PDF Reports
Why the Report Matters More Than the Scan
A penetration test without a clear report is just a list of technical observations. The report is the deliverable — the artifact that security teams present to executives, compliance auditors, and engineering leads. TurboPentest generates PDF reports designed to serve all three audiences in a single document.
Every report follows a consistent structure that separates strategic context from technical detail. This ensures that a CISO can read the first three pages and understand the risk posture, while a developer can jump to a specific finding and get the exact retest command to verify their fix.
Report Structure
Cover Page and Metadata
The cover page includes the target domain, scan date, tier (Standard, Pro, or Blitz), and a unique report identifier. This identifier ties the report to its blockchain attestation, which is covered in Module 4. The metadata section captures the scan configuration: which Phase 1 tools ran, which P4L4D1N agents were deployed, total scan duration, and whether source code was included.
Executive Summary
The executive summary is written for non-technical stakeholders. It answers three questions in plain language: What did we test? What did we find? What should you do first?

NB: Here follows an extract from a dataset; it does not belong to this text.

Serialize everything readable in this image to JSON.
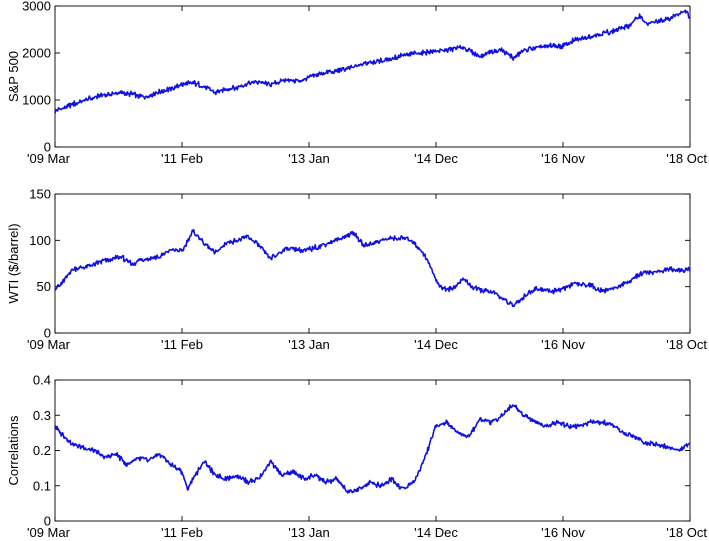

The summary includes a risk rating (Critical, High, Medium, Low) based on the most severe validated finding. It provides a one-paragraph narrative describing the overall security posture and highlights the top three findings by business impact — not just technical severity. A finding that enables customer data exfiltration ranks higher than a missing HTTP header, even if both have the same CVSS score.
TurboPentest's AI generates the executive summary by analyzing all validated findings, their exploit chains, and the target's context. This produces a narrative that reads like a human consultant wrote it, because the same reasoning engine that found the vulnerabilities also understands their business implications.
Threat Model Overview
The threat model section maps validated findings to attack scenarios. Rather than presenting vulnerabilities as isolated items, TurboPentest groups them into attack paths — sequences of steps an attacker could take to achieve a specific objective.
For example, if P4L4D1N found an IDOR vulnerability, a weak session token, and an admin endpoint with no rate limiting, the threat model shows how an attacker could chain these: enumerate user IDs via the IDOR, brute-force an admin session using the weak tokens, and access the admin panel without rate limiting blocking the attempt.
Each attack path includes a likelihood assessment (based on exploit complexity and required attacker skill) and an impact assessment (based on the data or access the attacker would gain). This gives risk-based prioritization that goes beyond individual CVSS scores.
Technical Findings
Each finding in the technical section follows a standardized template:
- Title and Severity — A descriptive title with CVSS v3.1 score and severity label
- Description — What the vulnerability is and why it matters
- Evidence — HTTP requests, responses, screenshots, or code snippets that prove the finding
- Proof of Concept — The exact steps P4L4D1N used to validate the exploit
- Impact — What an attacker could achieve by exploiting this vulnerability
- Remediation — Specific code changes, configuration updates, or architectural recommendations
- Retest Command — A Docker one-liner that teams can run to verify their fix works
- References — Links to CWE entries, OWASP guidance, and relevant CVEs
Findings are sorted by severity (Critical first), then by exploitability. Each finding has a unique fingerprint used for finding continuity tracking across repeat pentests.
Finding Continuity Section
For targets that have been scanned before, the report includes a continuity section showing which findings are new, which persist from previous scans, and which have been resolved. This trending data is invaluable for demonstrating security improvement over time to auditors and board members.
Appendices
The appendices contain raw tool output from Phase 1, full P4L4D1N agent logs (for Blitz tier), and the complete list of tests performed. This ensures full transparency — nothing is hidden behind the AI's summarization.
PDF Generation Pipeline
TurboPentest renders reports using a headless PDF generation pipeline. The report content is first assembled as structured data (JSON), then rendered through a React-based template engine that produces consistent formatting, branding, and layout. The final PDF is rendered server-side and stored encrypted at rest.
The pipeline supports customizable branding for teams that want their company logo and color scheme on the report. This is configured at the team level and automatically applied to all reports generated under that team.
Report Retention and Access
Reports are stored for the duration of the team's subscription. Each report is accessible from the scan detail page and can be re-downloaded at any time. Reports are also linked to their blockchain attestation, which persists independently — even if the report file is deleted, the attestation proving its contents remains on-chain.